In an e-mail accompanying her letter, Pennington told Riel she had met with Sheddan and “several other JHS [Humane Society] members,” about restructuring the division. She said all agreed that the interim board would be workable.

But the head of the department that oversees the division disagreed. Neighborhoods director John Curtin called the recommendation “crazy.” He said the animal advocates were seeing only one side of a complicated issue.

“You need a decision maker in that position, not a group, none of which have the mandatory experience,” said Curtin. “There’s a whole other side of animal control. People make a lot of noise about animal rights, but when somebody gets bit by a pit bull, that’s what’s going to get the mayor in trouble.”

With 14,000 animals living in Jacksonville, Curtin said control efforts must deal with dangerous animals and their propensity to spread disease. He said poor division leadership would “get the whole population real sick real fast.”

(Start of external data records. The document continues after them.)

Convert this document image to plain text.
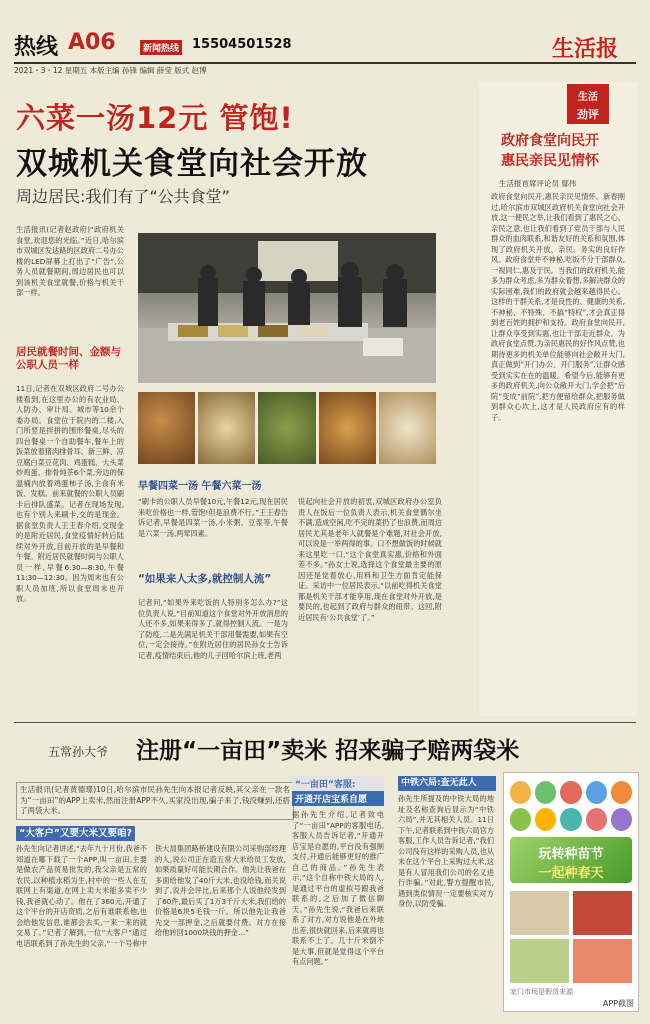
热线 A06	新闻热线 15504501528	生活报
2021・3・12 星期五 本版主编 孙锋 编辑 薛莹 版式 赵博
六菜一汤12元 管饱!
双城机关食堂向社会开放
周边居民:我们有了“公共食堂”
生活报讯(记者赵政府)“政府机关食堂,欢迎您的光临。”近日,哈尔滨市双城区发达路的区政府二号办公楼的LED屏幕上打出了“广告”,公务人员就餐期间,周边居民也可以到该机关食堂就餐,价格与机关干部一样。
居民就餐时间、金额与公职人员一样
11日,记者在双城区政府二号办公楼看到,在这里办公的有农业局、人防办、审计局、城市等10余个委办局。食堂位于院内的二楼,入门所竖是拌拼的围形餐桌,尽头的四台餐桌一个自助餐车,餐车上的饭菜放着猪肉排骨耳、新三鲜、凉豆腐白菜豆花肉、鸡蛋糕、大头菜炒鸡蛋、排骨炖茶6个菜,旁边的保温桶内放着鸡蛋柿子汤,主食有米饭、发糕。前来就餐的公职人员刷卡后排队盛菜。记者在现场发现,也有个别人来刷卡,交的是现金。据食堂负责人王王春介绍,交现金的是附近居民,食堂疫情好转后陆续对外开放,目前开放的是早餐和午餐。附近居民就餐时间与公职人员一样,早餐6:30—8:30,午餐11:30—12:30。因为周末也有公职人员加班,所以食堂周末也开放。
早餐四菜一汤 午餐六菜一汤
“刷卡的公职人员早餐10元,午餐12元,现在居民来吃价格也一样,管饱!但是浪费不行。”王王春告诉记者,早餐是四菜一汤,小米粥、豆浆等,午餐是六菜一汤,两荤四素。
“如果来人太多,就控制人流”
记者问,“如果外来吃饭的人特别多怎么办?”这位负责人说,“目前知道这个食堂对外开放消息的人还不多,如果来得多了,就得控制人流。一是为了防疫,二是先满足机关干部用餐需要,如果有空位,一定会接待。”在附近居住的居民孙女士告诉记者,疫情结束后,他的儿子回哈尔滨上班,老两
说起向社会开放的初衷,双城区政府办公室负责人在饭后一位负责人表示,机关食堂偶尔坐不满,造成空闲,吃不完的菜扔了也浪费,而周边居民尤其是老年人就餐是个难题,对社会开放,可以说是一举两得的事。口不想做饭的时候就来这里吃一口,“这个食堂真实惠,价格和外面差不多。”孙女士说,选择这个食堂最主要的原因还是觉着放心,用料和卫生方面肯定能保证。采访中一位居民表示,“以前吃得机关食堂都是机关干部才能享用,现在食堂对外开放,是要民的,也起到了政府与群众的纽带。这回,附近居民有‘公共食堂’了。”
生活
劲评
政府食堂向民开
惠民亲民见情怀
生活报首席评论员 鄢伟
政府食堂向民开,惠民亲民见情怀。新春刚过,哈尔滨市双城区政府机关食堂向社会开放,这一便民之举,让我们看到了惠民之心、亲民之意,也让我们看到了党员干部与人民群众的血肉联系,和谐友好的关系和氛围,体现了政府机关开放、亲民、务实的良好作风。政府食堂并不神秘,吃饭不分干部群众,一视同仁,惠及于民。当我们的政府机关,能多为群众考虑,多为群众着想,多解决群众的实际困难,我们的政府就会越来越得民心。这样的干群关系,才是良性的、健康的关系,不神秘、不特殊、不搞“特权”,才会真正得到老百姓的拥护和支持。政府食堂向民开,让群众享受到实惠,也让干部走近群众。为政府食堂点赞,为亲民惠民的好作风点赞,也期待更多的机关单位能够向社会敞开大门,真正做到“开门办公、开门服务”,让群众感受到实实在在的温暖。希望今后,能够有更多的政府机关,向公众敞开大门,学会把“后院”变成“前院”,把方便留给群众,把服务做到群众心坎上,这才是人民政府应有的样子。
五常孙大爷 注册“一亩田”卖米 招来骗子赔两袋米
生活报讯(记者黄德璟)10日,哈尔滨市民孙先生向本报记者反映,其父亲在一款名为“一亩田”的APP上卖米,然而注册APP不久,买家没出现,骗子来了,钱没赚到,还搭了两袋大米。
“大客户”又要大米又要咱?
孙先生向记者讲述,“去年九十月份,我爸不知道在哪下载了一个APP,叫一亩田,主要是做农产品贸易批发的,我父亲是五常的农民,以种植水稻为生,村中的一些人在互联网上有渠道,在网上卖大米能多卖不少钱,我爸就心动了。他在了360元,开通了这个平台的开店资质,之后有谁联系他,也会给他发信息,谁都会去买,一来一来的就交易了。”记者了解到,一位“大客户”通过电话联系到了孙先生的父亲,“一个号称中铁大局集团路桥建设有限公司采购部经理的人,说公司正在造五常大米给员工发放,如果质量好可能长期合作。他先让我爸在多面给他发了40斤大米,也没给钱,而关说到了,说并会评比,后来那个人说他经发到了60件,最后买了1万3千斤大米,我们给的价格是6块5毛钱一斤。所以他先让我爸先交一部押金,之后就要付费。对方在接给他转回1000块钱的押金…”
“一亩田”客服:
开通开店宝系自愿
据孙先生介绍,记者致电了“一亩田”APP的客服电话,客服人员告诉记者,“开通开店宝是自愿的,平台没有强制支付,开通后能够更好的推广自己的商品。”孙先生表示,“这个自称中铁大局的人,是通过平台的虚拟号跟我爸联系的,之后加了微信聊天。”孙先生说,“我爸后来联系了对方,对方说他是在外地出差,很快就回来,后来就再也联系不上了。几十斤米倒不是大事,但就是觉得这个平台有点问题。”
中铁六局:查无此人
孙先生所提及的中铁大局的地址及名称查询后显示为“中铁六局”,并无其相关人员。11日下午,记者联系到中铁六局官方客服,工作人员告诉记者,“我们公司没有这样的采购人员,也从未在这个平台上采购过大米,这是有人冒用我们公司的名义进行诈骗。”对此,警方提醒市民,遇到类似情况一定要核实对方身份,以防受骗。
玩转种苗节
一起种春天
家门市场是假货来源
APP截图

Curtin said the animal advocates’ voice may be heard disproportionately loud. He said they have been vocal throughout the process and that their views did not represent the community.

Curtin’s own job is up for grabs with the subcommittee, partially due to the struggles within Merritt’s division. Following Curtin’s interview with the subcommittee, several members questioned whether he was progressive enough to make necessary changes. About a month later, the subcommittee recommended the mayor replace Curtin with Roslyn Phillips, currently the director of business development for the Jacksonville Economic Development Commission.

Curtin said Merritt had done “a wonderful job.” He said adoptions were up 25 percent over the last year. He said he would be willing to work with other leadership, but would not support a change that was not in the community’s best interest.

In an e-mail to interim Chief Operating Officer Lynn Westbrook, Curtin took issue with Shelton’s presence as a leadership candidate. Shelton’s Clay County clinic has performed about 30 discount spay/neuter operations a week since January as part of the City’s SpayJax program. The cut-rate operations are paid for with City money.

Curtin said Shelton’s clinic performed 80 percent or more of the operations, and said she was working “both sides of the fence.

“The previous administration was very concerned about Dr. Shelton . . . when she was a City employee and then a contract employee,” said Curtin. “The same concern exists today. I do not consider this a good contractual environment.”

The FCNMHP oversees the SpayJax program and would join Shelton on the proposed interim board.